Glosse : Plätzchen backen mit Bob

Vorfreude mit Rüdiger Schaper: Wie Bob Dylan mit Weihnachtsliedern unterwegs ist.

Rüdiger Schaper

Auf seinem langen Marsch zu den Wurzeln der amerikanischen Musiktradition erreicht Bob Dylan einen neuen Meilenstein. Der Meister hat, und das ist offensichtlich kein Sommerwitz, ein Album mit Weihnachtsliedern aufgenommen. Tatort soll das Studio des Singer-Songwriters Jackson Browne in Santa Monica sein, und wie schon auf „Together Through Life“, der aktuellen CD, spielt David Hidalgo von den Los Lobos sein himmlisches Akkordeon. „Here Comes Santa Claus“ und „O Little Town Of Bethlehem“ gehören zu den Klassikern, mit denen Dylan ins Weihnachtsgeschäft zieht.
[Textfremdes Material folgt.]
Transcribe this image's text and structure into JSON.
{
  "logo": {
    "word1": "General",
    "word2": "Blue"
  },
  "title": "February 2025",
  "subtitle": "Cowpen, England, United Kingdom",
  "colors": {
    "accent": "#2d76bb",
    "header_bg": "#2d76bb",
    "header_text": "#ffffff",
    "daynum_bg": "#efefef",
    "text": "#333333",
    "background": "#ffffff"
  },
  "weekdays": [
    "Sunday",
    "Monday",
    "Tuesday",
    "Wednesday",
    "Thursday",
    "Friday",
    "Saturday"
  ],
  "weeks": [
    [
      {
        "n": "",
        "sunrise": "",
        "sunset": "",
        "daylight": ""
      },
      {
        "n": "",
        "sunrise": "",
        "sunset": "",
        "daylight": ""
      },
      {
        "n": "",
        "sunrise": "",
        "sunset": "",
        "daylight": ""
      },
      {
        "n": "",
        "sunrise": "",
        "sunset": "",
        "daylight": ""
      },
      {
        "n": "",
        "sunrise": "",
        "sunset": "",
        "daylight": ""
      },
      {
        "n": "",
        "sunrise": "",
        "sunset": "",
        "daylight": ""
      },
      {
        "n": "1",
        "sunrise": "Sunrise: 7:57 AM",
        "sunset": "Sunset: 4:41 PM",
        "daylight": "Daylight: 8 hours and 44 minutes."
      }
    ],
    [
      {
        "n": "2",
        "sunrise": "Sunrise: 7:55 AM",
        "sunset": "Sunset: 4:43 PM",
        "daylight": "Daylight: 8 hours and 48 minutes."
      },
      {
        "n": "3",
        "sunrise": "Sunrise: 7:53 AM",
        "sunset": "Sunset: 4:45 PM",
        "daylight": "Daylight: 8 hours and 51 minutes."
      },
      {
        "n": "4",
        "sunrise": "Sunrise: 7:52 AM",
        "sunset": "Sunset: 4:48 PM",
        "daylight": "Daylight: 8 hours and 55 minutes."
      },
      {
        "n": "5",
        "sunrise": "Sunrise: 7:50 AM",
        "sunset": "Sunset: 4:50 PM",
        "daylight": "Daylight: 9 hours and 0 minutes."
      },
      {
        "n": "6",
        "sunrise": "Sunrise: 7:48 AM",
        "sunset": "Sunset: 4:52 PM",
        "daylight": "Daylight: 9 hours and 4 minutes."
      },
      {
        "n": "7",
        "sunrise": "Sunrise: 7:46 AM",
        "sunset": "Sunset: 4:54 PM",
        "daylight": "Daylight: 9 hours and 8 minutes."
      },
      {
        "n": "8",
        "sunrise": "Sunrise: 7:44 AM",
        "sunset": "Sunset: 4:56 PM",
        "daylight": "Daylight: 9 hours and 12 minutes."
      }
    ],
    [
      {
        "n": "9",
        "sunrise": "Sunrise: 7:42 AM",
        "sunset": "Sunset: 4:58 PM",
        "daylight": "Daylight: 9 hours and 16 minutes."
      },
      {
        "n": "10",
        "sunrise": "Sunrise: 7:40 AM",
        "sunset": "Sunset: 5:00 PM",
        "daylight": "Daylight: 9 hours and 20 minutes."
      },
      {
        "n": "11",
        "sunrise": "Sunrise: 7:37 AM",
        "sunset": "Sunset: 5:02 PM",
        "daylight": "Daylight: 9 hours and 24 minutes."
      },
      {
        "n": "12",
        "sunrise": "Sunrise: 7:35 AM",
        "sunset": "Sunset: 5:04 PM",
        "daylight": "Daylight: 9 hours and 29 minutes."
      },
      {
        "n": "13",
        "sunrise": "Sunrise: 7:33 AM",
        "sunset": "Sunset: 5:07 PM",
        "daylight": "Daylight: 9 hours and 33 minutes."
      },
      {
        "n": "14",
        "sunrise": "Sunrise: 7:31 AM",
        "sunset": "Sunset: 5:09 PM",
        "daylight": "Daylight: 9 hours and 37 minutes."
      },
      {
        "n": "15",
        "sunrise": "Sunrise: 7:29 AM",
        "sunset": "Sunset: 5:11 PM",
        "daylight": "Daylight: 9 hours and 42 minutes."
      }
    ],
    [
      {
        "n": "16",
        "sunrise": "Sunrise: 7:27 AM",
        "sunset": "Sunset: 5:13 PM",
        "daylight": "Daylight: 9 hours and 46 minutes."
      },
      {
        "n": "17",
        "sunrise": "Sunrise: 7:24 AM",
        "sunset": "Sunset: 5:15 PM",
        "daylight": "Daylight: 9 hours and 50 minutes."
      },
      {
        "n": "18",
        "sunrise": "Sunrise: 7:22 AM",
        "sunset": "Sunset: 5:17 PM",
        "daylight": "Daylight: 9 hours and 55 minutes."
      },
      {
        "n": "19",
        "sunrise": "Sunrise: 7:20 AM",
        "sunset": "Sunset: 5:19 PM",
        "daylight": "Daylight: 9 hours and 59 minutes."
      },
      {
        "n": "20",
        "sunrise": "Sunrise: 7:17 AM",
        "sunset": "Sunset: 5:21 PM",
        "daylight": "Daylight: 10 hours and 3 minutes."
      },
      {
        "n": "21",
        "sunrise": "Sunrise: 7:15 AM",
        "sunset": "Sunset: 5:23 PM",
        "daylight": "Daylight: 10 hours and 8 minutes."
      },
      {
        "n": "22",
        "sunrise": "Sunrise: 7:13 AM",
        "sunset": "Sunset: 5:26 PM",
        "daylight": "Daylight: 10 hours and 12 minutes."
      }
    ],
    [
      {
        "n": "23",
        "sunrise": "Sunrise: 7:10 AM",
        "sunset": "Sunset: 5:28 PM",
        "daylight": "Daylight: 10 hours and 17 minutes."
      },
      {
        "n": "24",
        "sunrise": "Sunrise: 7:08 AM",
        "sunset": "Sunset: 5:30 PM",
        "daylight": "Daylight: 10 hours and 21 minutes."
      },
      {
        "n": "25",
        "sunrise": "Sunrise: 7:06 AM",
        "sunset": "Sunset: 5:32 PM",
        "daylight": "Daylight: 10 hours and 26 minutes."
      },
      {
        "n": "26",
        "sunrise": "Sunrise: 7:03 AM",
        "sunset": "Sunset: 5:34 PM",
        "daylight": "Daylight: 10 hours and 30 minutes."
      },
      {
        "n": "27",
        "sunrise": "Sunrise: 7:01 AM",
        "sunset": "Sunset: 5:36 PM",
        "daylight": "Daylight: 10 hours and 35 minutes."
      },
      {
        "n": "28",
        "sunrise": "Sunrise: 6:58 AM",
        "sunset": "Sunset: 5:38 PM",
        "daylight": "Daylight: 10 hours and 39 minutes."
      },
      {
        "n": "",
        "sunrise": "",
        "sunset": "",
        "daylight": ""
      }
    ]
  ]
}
Diese Nachricht zieht selbst den härtesten Bob-Cats die Stiefel aus. Droht ein Rückfall in die bigotte Jesus-Phase, die Dylan in den späten siebziger Jahren durchlebt hat? Oder arbeitet der 68-Jährige immer noch sein Elvis-Syndrom ab – schließlich hat der King of Rock auch sehr warmherzige Christmas-Songs hinterlassen? Muss das gesamte DylanŒuvre neu interpretiert werden?

Die britische Musikzeitschrift „Uncut“ hat sich an die Arbeit gemacht, mit verblüffenden Ergebnissen. Ohne dass wir es bemerkt hätten: Santa Bob ist schon lange mit Schlitten und Rentieren unterwegs. Hier seine größten Hits in ihrer wahren Gestalt, man kennt sie alle: „Sleigh Lady Sleigh“ (Sex auf Kufen, besser als im Messingbett), „Snowin’ In The Wind“ (erinnert an Dylans eiskalten Heimatstaat Minnesota) oder „A Hard Reindeer’s A-Gonna Fall“ (nach einem wilden Ritt). Außerdem stehen auf der Liste: „Eggnog Noggin’ On Heaven’s Door“ (was Süßes), „Decoration Row“ (Weihnachtsbaum schmücken war schon immer eine desolate Affäre) und „The Chimes They Are A Changing“ (ohne Kommentar).

Einst hatte Bob Dylan Streit mit seinem Tourmanager. Dylan wollte immer nur an bestimmten Orten auftreten, der Manager hatte eine andere Route organisiert. „Du bist ein Mythos“, sagte er zu Bob, „stell dir das so vor wie bei Jesse James. Man spielt nicht jedes Jahr in denselben Städten, man überfällt nicht immer dieselben Banken.“ Bob hielt sich dran. Sich immer neu erfinden, wurde sein Stilprinzip, bis zur Selbstzerstörung. Doch so frisch ist der weihnachtliche Geist auch wieder nicht. 1997 spielte Dylan auf dem Eucharistischen Weltkongress in Bologna vor Papst Johannes Paul II. Kardinal Ratzinger mochte diesen „Propheten“ nicht.